Depuis que j'ai entrepris- il y a presque 3 ans- l'étude de l'astrologie avec J.M. Valmont et Martine Eléonor, je ne cesse de m'émerveiller sur les ressources de cet art tant en ce qui concerne la connaissance de soi que la relation à l'autre. Quel merveilleux outil de développement et d'épanouissement personnel ! Je n'en connais pas de plus passionnant ni de plus puissant car, de cours en cours, ma voie et celle des autres s'éclaire chaque fois un peu plus, un peu mieux.
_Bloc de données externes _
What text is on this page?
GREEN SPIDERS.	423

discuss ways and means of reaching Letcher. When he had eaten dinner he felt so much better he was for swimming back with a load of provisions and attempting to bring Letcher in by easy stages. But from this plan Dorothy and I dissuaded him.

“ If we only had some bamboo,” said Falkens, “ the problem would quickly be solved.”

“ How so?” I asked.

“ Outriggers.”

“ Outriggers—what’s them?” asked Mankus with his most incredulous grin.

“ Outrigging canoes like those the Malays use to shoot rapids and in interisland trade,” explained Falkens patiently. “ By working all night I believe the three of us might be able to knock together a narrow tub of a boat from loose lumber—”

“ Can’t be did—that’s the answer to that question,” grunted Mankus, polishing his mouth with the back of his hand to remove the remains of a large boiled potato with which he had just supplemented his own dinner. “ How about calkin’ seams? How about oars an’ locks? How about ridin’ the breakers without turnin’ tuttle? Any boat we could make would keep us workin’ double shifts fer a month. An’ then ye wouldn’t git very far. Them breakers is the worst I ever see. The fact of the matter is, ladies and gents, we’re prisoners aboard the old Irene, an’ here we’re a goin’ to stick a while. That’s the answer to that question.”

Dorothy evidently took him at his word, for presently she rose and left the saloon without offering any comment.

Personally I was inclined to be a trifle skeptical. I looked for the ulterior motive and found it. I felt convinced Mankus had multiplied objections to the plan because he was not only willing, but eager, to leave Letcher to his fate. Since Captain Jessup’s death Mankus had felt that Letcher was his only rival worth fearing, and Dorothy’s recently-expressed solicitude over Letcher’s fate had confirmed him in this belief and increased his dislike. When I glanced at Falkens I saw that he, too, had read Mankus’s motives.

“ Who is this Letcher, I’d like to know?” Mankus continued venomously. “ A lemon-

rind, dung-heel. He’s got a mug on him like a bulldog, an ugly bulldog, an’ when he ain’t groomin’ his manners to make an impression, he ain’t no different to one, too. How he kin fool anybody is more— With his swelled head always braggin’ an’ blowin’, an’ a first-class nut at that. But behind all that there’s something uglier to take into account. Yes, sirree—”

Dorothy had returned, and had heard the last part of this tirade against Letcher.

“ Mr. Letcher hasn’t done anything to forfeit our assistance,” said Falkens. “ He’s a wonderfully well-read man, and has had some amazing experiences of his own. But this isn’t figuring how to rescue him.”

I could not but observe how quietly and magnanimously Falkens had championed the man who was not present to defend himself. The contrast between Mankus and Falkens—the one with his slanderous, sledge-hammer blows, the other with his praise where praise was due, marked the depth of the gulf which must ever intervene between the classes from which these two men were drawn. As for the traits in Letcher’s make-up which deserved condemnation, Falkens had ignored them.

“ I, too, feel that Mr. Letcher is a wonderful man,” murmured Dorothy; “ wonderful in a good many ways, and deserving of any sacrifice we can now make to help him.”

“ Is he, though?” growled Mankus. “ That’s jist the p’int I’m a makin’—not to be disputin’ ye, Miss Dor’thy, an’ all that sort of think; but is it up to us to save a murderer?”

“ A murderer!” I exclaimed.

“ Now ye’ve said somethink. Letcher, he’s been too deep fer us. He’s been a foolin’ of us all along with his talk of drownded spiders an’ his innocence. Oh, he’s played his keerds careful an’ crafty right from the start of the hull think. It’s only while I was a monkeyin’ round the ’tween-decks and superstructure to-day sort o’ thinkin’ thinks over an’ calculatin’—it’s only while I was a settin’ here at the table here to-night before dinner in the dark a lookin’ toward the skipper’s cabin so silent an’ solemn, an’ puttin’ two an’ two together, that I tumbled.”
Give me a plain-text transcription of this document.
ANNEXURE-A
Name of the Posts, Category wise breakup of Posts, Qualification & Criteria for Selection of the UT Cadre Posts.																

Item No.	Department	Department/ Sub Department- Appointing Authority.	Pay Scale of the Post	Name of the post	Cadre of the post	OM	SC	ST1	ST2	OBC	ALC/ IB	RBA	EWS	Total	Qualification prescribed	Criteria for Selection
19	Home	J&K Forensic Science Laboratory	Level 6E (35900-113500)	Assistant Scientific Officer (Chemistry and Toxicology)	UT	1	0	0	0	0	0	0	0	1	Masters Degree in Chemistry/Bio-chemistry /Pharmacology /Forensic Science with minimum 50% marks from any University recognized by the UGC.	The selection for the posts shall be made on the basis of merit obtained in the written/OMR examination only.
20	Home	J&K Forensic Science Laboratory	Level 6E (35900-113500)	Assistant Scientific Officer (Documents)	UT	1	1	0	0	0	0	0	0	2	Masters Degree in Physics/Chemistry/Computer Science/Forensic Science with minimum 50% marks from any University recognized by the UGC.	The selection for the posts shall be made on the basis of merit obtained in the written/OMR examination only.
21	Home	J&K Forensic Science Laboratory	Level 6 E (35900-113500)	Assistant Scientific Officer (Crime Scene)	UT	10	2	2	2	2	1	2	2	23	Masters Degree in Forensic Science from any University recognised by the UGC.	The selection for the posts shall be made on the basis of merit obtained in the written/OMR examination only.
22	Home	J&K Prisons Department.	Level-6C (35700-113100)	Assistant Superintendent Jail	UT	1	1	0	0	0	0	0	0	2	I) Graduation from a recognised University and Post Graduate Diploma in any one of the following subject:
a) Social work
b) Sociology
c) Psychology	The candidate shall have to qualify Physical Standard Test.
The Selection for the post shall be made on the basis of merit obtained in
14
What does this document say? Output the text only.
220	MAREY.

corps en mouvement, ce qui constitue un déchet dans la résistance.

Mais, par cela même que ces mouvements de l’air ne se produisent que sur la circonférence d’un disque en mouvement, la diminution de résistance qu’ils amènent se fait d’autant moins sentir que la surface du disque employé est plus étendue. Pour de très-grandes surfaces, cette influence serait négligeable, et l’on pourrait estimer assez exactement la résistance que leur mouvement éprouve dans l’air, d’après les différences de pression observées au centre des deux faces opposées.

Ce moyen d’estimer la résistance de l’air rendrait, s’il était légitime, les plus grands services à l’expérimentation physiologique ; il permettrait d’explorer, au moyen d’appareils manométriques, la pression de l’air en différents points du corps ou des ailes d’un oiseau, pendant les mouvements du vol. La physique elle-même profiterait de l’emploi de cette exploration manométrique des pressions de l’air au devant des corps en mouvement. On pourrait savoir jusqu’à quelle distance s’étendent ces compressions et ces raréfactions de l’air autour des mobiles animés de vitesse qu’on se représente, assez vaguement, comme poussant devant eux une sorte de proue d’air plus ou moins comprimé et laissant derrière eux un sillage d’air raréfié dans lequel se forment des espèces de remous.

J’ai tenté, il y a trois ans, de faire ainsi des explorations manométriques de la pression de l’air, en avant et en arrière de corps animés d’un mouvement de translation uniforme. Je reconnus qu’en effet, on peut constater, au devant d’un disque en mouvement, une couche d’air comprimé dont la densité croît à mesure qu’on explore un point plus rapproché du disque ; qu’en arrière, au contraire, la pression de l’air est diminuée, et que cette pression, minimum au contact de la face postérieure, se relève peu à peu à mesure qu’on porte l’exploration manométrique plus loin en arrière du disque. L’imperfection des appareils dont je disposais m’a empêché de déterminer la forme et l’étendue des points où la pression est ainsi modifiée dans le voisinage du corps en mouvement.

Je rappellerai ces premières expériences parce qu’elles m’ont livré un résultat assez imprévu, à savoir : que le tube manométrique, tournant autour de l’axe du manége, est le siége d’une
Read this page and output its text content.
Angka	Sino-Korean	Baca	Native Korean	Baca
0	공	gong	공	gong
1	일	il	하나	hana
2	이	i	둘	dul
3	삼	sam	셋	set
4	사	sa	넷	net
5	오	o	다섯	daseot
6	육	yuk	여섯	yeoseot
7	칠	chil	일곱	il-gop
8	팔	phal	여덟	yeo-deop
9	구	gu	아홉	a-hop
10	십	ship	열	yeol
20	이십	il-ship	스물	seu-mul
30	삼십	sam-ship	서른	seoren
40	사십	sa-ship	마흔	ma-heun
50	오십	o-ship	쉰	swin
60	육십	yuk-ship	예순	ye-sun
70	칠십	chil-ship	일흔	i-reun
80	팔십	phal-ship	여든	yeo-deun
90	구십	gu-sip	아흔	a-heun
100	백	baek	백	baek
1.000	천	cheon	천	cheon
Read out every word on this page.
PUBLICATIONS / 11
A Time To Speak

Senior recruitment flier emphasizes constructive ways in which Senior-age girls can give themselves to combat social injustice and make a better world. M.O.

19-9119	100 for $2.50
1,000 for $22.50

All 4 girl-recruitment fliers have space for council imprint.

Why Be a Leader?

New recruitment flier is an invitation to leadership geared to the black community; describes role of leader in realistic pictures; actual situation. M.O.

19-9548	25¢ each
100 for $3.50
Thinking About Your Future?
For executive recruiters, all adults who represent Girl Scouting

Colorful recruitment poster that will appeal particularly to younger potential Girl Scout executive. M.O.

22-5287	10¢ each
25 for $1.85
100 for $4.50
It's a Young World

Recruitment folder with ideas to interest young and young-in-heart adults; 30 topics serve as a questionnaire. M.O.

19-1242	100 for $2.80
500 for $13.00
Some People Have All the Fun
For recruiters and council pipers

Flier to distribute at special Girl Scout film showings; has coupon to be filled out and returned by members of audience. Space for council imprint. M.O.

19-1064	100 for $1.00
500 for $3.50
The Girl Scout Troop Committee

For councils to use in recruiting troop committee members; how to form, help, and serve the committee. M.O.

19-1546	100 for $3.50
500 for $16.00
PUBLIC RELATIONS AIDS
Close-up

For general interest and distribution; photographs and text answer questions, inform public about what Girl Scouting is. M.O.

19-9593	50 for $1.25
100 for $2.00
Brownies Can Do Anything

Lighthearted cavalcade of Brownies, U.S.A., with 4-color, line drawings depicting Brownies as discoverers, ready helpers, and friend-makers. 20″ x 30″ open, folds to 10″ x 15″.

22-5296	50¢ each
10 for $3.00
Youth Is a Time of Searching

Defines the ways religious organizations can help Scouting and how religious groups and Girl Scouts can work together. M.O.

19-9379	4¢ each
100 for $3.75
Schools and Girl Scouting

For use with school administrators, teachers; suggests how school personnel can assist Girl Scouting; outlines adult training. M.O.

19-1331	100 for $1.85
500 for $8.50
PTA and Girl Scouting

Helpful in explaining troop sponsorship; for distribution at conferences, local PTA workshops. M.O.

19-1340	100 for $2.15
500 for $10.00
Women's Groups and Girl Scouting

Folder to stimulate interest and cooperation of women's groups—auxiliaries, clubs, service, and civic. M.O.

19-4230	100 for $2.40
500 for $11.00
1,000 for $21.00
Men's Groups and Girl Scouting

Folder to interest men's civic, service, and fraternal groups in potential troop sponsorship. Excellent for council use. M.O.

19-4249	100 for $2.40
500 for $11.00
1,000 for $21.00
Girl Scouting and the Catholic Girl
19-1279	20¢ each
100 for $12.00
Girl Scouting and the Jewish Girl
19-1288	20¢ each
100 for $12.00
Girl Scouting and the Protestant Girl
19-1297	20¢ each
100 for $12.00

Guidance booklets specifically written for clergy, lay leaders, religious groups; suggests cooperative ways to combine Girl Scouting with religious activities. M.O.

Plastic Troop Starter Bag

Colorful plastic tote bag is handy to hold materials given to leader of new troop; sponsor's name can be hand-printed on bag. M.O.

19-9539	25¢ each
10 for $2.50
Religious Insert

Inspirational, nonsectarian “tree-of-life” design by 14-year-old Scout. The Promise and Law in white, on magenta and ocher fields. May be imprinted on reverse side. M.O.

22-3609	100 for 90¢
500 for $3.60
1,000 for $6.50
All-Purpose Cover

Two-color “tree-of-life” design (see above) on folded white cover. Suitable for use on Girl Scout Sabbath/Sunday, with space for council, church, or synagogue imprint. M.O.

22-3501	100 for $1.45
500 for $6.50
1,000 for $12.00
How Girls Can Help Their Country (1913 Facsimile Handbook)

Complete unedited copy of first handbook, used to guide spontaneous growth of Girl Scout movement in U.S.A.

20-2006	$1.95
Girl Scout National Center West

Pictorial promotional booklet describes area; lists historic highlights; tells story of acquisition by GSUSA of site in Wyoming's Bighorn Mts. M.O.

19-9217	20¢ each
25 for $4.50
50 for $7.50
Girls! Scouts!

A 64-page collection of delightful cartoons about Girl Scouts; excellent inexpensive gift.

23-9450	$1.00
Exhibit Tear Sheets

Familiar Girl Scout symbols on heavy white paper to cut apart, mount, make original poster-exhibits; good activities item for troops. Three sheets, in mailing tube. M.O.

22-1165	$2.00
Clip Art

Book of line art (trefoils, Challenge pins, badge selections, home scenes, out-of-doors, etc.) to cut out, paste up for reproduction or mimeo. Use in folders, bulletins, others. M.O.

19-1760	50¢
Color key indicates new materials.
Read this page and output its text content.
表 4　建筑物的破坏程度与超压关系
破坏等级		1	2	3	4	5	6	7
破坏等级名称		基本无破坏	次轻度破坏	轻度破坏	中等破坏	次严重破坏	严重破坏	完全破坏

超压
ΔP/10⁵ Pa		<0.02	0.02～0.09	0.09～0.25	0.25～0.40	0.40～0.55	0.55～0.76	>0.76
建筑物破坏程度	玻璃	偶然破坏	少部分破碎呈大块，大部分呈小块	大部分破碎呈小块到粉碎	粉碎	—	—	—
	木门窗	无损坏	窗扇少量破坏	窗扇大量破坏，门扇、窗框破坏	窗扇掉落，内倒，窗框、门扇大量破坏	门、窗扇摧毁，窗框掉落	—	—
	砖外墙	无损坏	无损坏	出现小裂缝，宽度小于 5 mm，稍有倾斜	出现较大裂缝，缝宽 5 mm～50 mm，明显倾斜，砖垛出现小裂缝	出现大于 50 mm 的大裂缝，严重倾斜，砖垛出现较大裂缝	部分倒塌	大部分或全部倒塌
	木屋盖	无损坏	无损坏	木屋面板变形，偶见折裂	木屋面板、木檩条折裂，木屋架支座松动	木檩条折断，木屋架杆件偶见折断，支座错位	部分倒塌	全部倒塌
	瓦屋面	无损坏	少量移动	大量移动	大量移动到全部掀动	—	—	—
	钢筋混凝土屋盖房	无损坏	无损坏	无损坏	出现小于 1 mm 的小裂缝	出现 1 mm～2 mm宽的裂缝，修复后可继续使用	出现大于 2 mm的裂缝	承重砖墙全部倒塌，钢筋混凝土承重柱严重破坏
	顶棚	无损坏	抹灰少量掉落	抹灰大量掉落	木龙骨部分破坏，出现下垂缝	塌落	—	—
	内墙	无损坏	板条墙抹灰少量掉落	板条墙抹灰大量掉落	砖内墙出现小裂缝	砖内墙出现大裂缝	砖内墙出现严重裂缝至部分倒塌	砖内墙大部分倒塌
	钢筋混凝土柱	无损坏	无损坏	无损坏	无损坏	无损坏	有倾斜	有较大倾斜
Ton article, J.M., tombe à nouveau à point nommé, à un moment où je m'interroge sur ce qu'est le bonheur, pas celui qu'on nous sert comme une recette miracle valable pour tous, mais celui qui s'invente, se crée pour coller chaque jour davantage à ce qui, en nous, fait que nous sommes une personne tout à fait unique.
Après t'avoir lu, je me suis dit : " C'est fou, fou, fou, Tout est là". Et voilà la clé qui me manque. »
Comme toujours, l'univers conspire pour nous indiquer le chemin à arpenter et il se fait que j'achevais justement la lecture du très beau et très intense voyage -tant d'agrément qu'initiatique- d'Hélène Grimaud (pianiste et protectrice des loups au destin époustouflant) : « Leçons particulières ». Cette jeune femme nous livre, au gré des rencontres qui ponctuent son itinéraire, ses réflexions sur le sens de la vie, l'amour, le bonheur et voici ce qu'elle écrit dans les dernières pages de son livre :
« Qui pouvait nous rendre heureux ? Personne, si ce n'était nous-même. Attendre que le bonheur vienne d'autrui, c'était, par paresse et par cécité, renoncer à le connaître dans son essence.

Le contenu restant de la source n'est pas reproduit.